Could you share some examples? Genuinely interested as I really only know those god awful and huge Maven configs as things one would mostly edit by hand
Maven is an excellent example where the original author forgot that XML attributes exist. Or rather he chose to use a use a terrible parser than didn't support them. And overly verbose names.
With a nice XSD, the below could be typed with full autocomplete and tab-next-placeholder support for element and attribute names in both neovim/vscode/ intellij.
<proj name="My Biz CLI" url="http://github.com/mybiz/mybizctl" modelVersion="4.0.0">
<coord groupId="com.mybiz" artifactId="mybizctl" version="1.0.0" packaging="jar" />
OR
<coord>com.mybiz:mybizctl:jar:1.0.0</coord> <!-- alt form -->
<deps>
<dep groupId="junit" artifactId="junit" version="5.0.1" scope="test" />
<dep>info.picocli:picocli:4.7.1</dep> <!-- alt form -->
</deps>
</proj>
The above declares a project CLI tool with proj metadata and a defined coordinate producing a jar file with 1 compile time dependency and 1 test dependency.
I probably should have omitted alternatives and comments in my example - would have come to the same length then and just as easy to read. Did so below and even more pleasant to read - esp for folks already used to HTML.

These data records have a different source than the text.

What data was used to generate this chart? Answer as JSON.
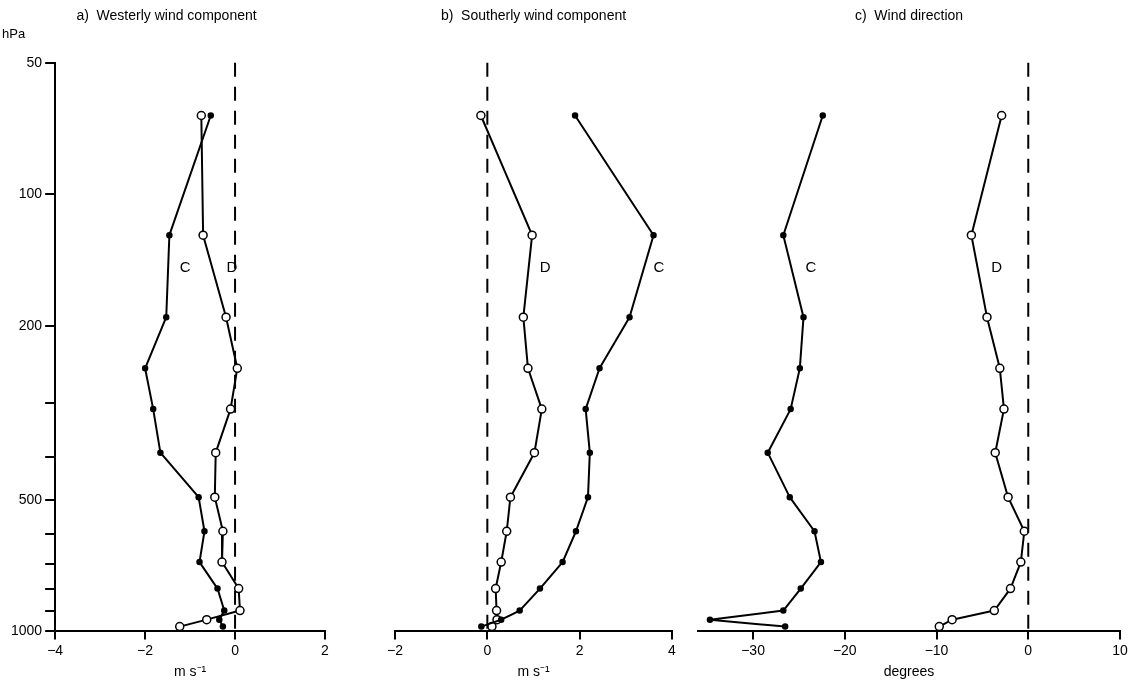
{
  "chart_data": [
    {
      "type": "line",
      "title": "a)  Westerly wind component",
      "xlabel": "m s⁻¹",
      "ylabel": "hPa",
      "xlim": [
        -4,
        2
      ],
      "xticks": [
        -4,
        -2,
        0,
        2
      ],
      "ylim": [
        1000,
        50
      ],
      "log": "y",
      "yticks": [
        50,
        100,
        200,
        {
          "value": 300,
          "label": null
        },
        {
          "value": 400,
          "label": null
        },
        500,
        {
          "value": 600,
          "label": null
        },
        {
          "value": 700,
          "label": null
        },
        {
          "value": 800,
          "label": null
        },
        {
          "value": 900,
          "label": null
        },
        1000
      ],
      "marker": "circle",
      "ref_lines": [
        {
          "axis": "x",
          "value": 0,
          "line_style": "dashed"
        }
      ],
      "series": [
        {
          "name": "C",
          "color": "#000000",
          "x": [
            -0.54,
            -1.46,
            -1.53,
            -2.0,
            -1.82,
            -1.66,
            -0.81,
            -0.68,
            -0.79,
            -0.39,
            -0.24,
            -0.35,
            -0.27
          ],
          "values": [
            66,
            124,
            191,
            250,
            310,
            390,
            493,
            590,
            694,
            798,
            896,
            940,
            975
          ]
        },
        {
          "name": "D",
          "color": "#000000",
          "x": [
            -0.75,
            -0.71,
            -0.2,
            0.05,
            -0.1,
            -0.43,
            -0.45,
            -0.27,
            -0.29,
            0.08,
            0.11,
            -0.63,
            -1.23
          ],
          "values": [
            66,
            124,
            191,
            250,
            310,
            390,
            493,
            590,
            694,
            798,
            896,
            940,
            975
          ]
        }
      ]
    },
    {
      "type": "line",
      "title": "b)  Southerly wind component",
      "xlabel": "m s⁻¹",
      "xlim": [
        -2,
        4
      ],
      "xticks": [
        -2,
        0,
        2,
        4
      ],
      "ylim": [
        1000,
        50
      ],
      "log": "y",
      "tick_labels": "x",
      "marker": "circle",
      "ref_lines": [
        {
          "axis": "x",
          "value": 0,
          "line_style": "dashed"
        }
      ],
      "series": [
        {
          "name": "C",
          "color": "#000000",
          "x": [
            1.9,
            3.6,
            3.08,
            2.43,
            2.13,
            2.22,
            2.18,
            1.92,
            1.63,
            1.14,
            0.7,
            0.3,
            -0.13
          ],
          "values": [
            66,
            124,
            191,
            250,
            310,
            390,
            493,
            590,
            694,
            798,
            896,
            940,
            975
          ]
        },
        {
          "name": "D",
          "color": "#000000",
          "x": [
            -0.14,
            0.97,
            0.78,
            0.88,
            1.18,
            1.02,
            0.5,
            0.42,
            0.3,
            0.18,
            0.2,
            0.21,
            0.1
          ],
          "values": [
            66,
            124,
            191,
            250,
            310,
            390,
            493,
            590,
            694,
            798,
            896,
            940,
            975
          ]
        }
      ]
    },
    {
      "type": "line",
      "title": "c)  Wind direction",
      "xlabel": "degrees",
      "xlim": [
        -36,
        10
      ],
      "xticks": [
        -30,
        -20,
        -10,
        0,
        10
      ],
      "ylim": [
        1000,
        50
      ],
      "log": "y",
      "tick_labels": "x",
      "marker": "circle",
      "ref_lines": [
        {
          "axis": "x",
          "value": 0,
          "line_style": "dashed"
        }
      ],
      "series": [
        {
          "name": "C",
          "color": "#000000",
          "x": [
            -22.4,
            -26.7,
            -24.5,
            -24.9,
            -25.9,
            -28.4,
            -26.0,
            -23.3,
            -22.6,
            -24.8,
            -26.7,
            -34.7,
            -26.5
          ],
          "values": [
            66,
            124,
            191,
            250,
            310,
            390,
            493,
            590,
            694,
            798,
            896,
            940,
            975
          ]
        },
        {
          "name": "D",
          "color": "#000000",
          "x": [
            -2.9,
            -6.2,
            -4.5,
            -3.1,
            -2.65,
            -3.6,
            -2.2,
            -0.43,
            -0.81,
            -1.94,
            -3.7,
            -8.3,
            -9.7
          ],
          "values": [
            66,
            124,
            191,
            250,
            310,
            390,
            493,
            590,
            694,
            798,
            896,
            940,
            975
          ]
        }
      ]
    }
  ]
}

Maven is not a great example of the strengths of XML, as another comment describes.
I use XML a lot in favor of JSON because I can pass around a machine readable schema (yes, I know JSON now has some schema support) and because I can represent things like cycles and comments and numbers that are something other than 64-bit floating point values.
However, I can live with its successor Lord JSON. But the ArchDemon YAML - my lord in heaven - who summoned that monster ? I get strong urges to quit software and go into a cave crying after any time dealing with it.